Post by nobspeople »

[Replying to Purple Knight in post #9]
Perfect teams don't make mistakes.
With people involved there are no perfect teams if perfect means mistake free
“You know it in your gut sooner than your head can catch up,” she says.
I fail to see how this pertains to many bosses that taking more harsh stances against honest mistakes than they do against deliberate sabotage of others. I doubt I ever will see it. But there is water on Mars, so..... :?:
I tend to go for 2, that is, if it's not made-up.
To (ironically?) each their own!
But if it's 2, we do have to ask, is it morally wrong for God to be a jerk?
Or we can ask if macaroni gets larger on the moon. In other words, if god is real, what we ask is pretty much irrelevant and makes little difference to god (assuming, that is, god's 'set in its ways', as it were).
And okay, God is perfect, so he can't be wrong by definition.

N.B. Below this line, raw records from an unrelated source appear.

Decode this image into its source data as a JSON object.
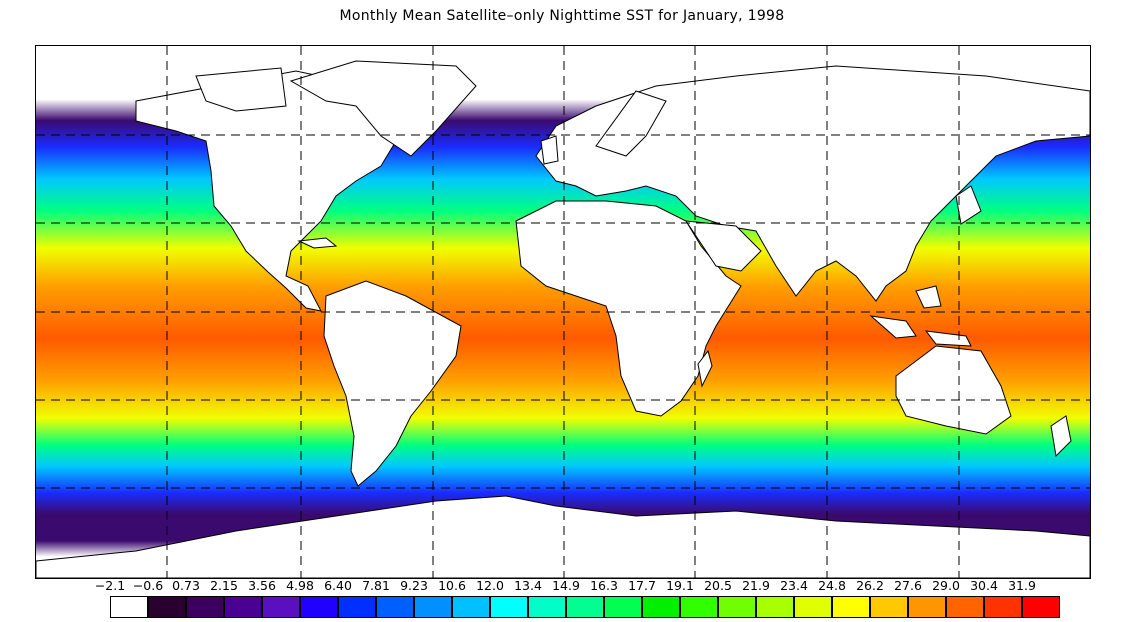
{
  "title": "Monthly Mean Satellite–only Nighttime SST for January, 1998",
  "legend": {
    "labels": [
      "−2.1",
      "−0.6",
      "0.73",
      "2.15",
      "3.56",
      "4.98",
      "6.40",
      "7.81",
      "9.23",
      "10.6",
      "12.0",
      "13.4",
      "14.9",
      "16.3",
      "17.7",
      "19.1",
      "20.5",
      "21.9",
      "23.4",
      "24.8",
      "26.2",
      "27.6",
      "29.0",
      "30.4",
      "31.9"
    ],
    "colors": [
      "#ffffff",
      "#2a0030",
      "#3c0060",
      "#4a0090",
      "#5a10c0",
      "#2000ff",
      "#0030ff",
      "#0060ff",
      "#0090ff",
      "#00c0ff",
      "#00ffff",
      "#00ffc8",
      "#00ff90",
      "#00ff50",
      "#00f000",
      "#30ff00",
      "#70ff00",
      "#a8ff00",
      "#e0ff00",
      "#ffff00",
      "#ffc800",
      "#ff9600",
      "#ff6400",
      "#ff3200",
      "#ff0000"
    ]
  },
  "map": {
    "colors": {
      "land": "#ffffff",
      "land_outline": "#000000",
      "polar": "#3b0a6e",
      "cold": "#1a2cff",
      "cool": "#00c8ff",
      "mid": "#00ff80",
      "warm": "#f0ff00",
      "hot": "#ffa000",
      "hottest": "#ff5a00"
    }
  }
}
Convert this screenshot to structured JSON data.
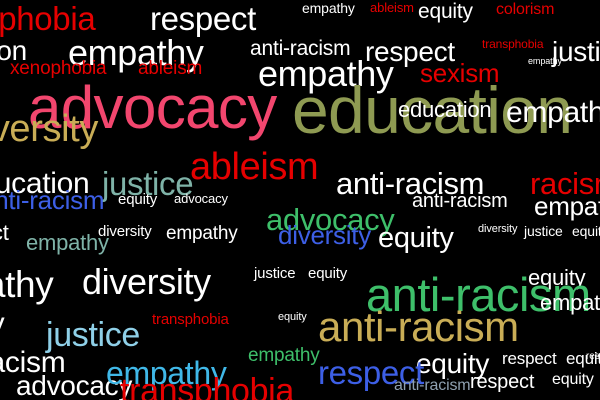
{
  "palette": {
    "white": "#ffffff",
    "red": "#e60000",
    "pink": "#f2466e",
    "olive": "#8e9a52",
    "gold": "#c9ad56",
    "teal": "#7fb3a8",
    "green": "#3ebf6a",
    "blue": "#3d5fe6",
    "lightblue": "#8fd0e8",
    "sky": "#40b8e8",
    "bluegray": "#8fa0b0"
  },
  "words": [
    {
      "text": "xenophobia",
      "color": "red"
    },
    {
      "text": "respect",
      "color": "white"
    },
    {
      "text": "empathy",
      "color": "white"
    },
    {
      "text": "ableism",
      "color": "red"
    },
    {
      "text": "equity",
      "color": "white"
    },
    {
      "text": "colorism",
      "color": "red"
    },
    {
      "text": "education",
      "color": "white"
    },
    {
      "text": "empathy",
      "color": "white"
    },
    {
      "text": "anti-racism",
      "color": "white"
    },
    {
      "text": "respect",
      "color": "white"
    },
    {
      "text": "transphobia",
      "color": "red"
    },
    {
      "text": "justice",
      "color": "white"
    },
    {
      "text": "xenophobia",
      "color": "red"
    },
    {
      "text": "ableism",
      "color": "red"
    },
    {
      "text": "empathy",
      "color": "white"
    },
    {
      "text": "sexism",
      "color": "red"
    },
    {
      "text": "empathy",
      "color": "white"
    },
    {
      "text": "advocacy",
      "color": "pink"
    },
    {
      "text": "education",
      "color": "olive"
    },
    {
      "text": "education",
      "color": "white"
    },
    {
      "text": "empathy",
      "color": "white"
    },
    {
      "text": "diversity",
      "color": "gold"
    },
    {
      "text": "ableism",
      "color": "red"
    },
    {
      "text": "education",
      "color": "white"
    },
    {
      "text": "justice",
      "color": "teal"
    },
    {
      "text": "anti-racism",
      "color": "white"
    },
    {
      "text": "racism",
      "color": "red"
    },
    {
      "text": "anti-racism",
      "color": "blue"
    },
    {
      "text": "equity",
      "color": "white"
    },
    {
      "text": "advocacy",
      "color": "white"
    },
    {
      "text": "anti-racism",
      "color": "white"
    },
    {
      "text": "empathy",
      "color": "white"
    },
    {
      "text": "advocacy",
      "color": "green"
    },
    {
      "text": "respect",
      "color": "white"
    },
    {
      "text": "diversity",
      "color": "white"
    },
    {
      "text": "empathy",
      "color": "white"
    },
    {
      "text": "diversity",
      "color": "blue"
    },
    {
      "text": "equity",
      "color": "white"
    },
    {
      "text": "diversity",
      "color": "white"
    },
    {
      "text": "justice",
      "color": "white"
    },
    {
      "text": "equity",
      "color": "white"
    },
    {
      "text": "empathy",
      "color": "teal"
    },
    {
      "text": "empathy",
      "color": "white"
    },
    {
      "text": "diversity",
      "color": "white"
    },
    {
      "text": "justice",
      "color": "white"
    },
    {
      "text": "equity",
      "color": "white"
    },
    {
      "text": "equity",
      "color": "white"
    },
    {
      "text": "anti-racism",
      "color": "green"
    },
    {
      "text": "empathy",
      "color": "white"
    },
    {
      "text": "advocacy",
      "color": "white"
    },
    {
      "text": "justice",
      "color": "lightblue"
    },
    {
      "text": "transphobia",
      "color": "red"
    },
    {
      "text": "equity",
      "color": "white"
    },
    {
      "text": "anti-racism",
      "color": "gold"
    },
    {
      "text": "anti-racism",
      "color": "white"
    },
    {
      "text": "empathy",
      "color": "green"
    },
    {
      "text": "equity",
      "color": "white"
    },
    {
      "text": "respect",
      "color": "white"
    },
    {
      "text": "equity",
      "color": "white"
    },
    {
      "text": "respect",
      "color": "white"
    },
    {
      "text": "advocacy",
      "color": "white"
    },
    {
      "text": "empathy",
      "color": "sky"
    },
    {
      "text": "transphobia",
      "color": "red"
    },
    {
      "text": "respect",
      "color": "blue"
    },
    {
      "text": "anti-racism",
      "color": "bluegray"
    },
    {
      "text": "respect",
      "color": "white"
    },
    {
      "text": "equity",
      "color": "white"
    }
  ]
}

Some would say. This is probably why the 'free will' concept was created: as an excuse for god.
We've all seen people support god's decision to drown an entire planet (animals, babies, women in the middle of giving birth, et al) and defend such action without ever meeting anyone part of this equation. So no matter what definitions used or questions asked, god will ALWAYS be excused by its followers.
That's fine, but I'm not perfect, so it is wrong for me to be a jerk, so God can't help me be moral.
If that works for you, great! For me, it's slightly different. And that's OK, too!
Have a great, potentially godless, day!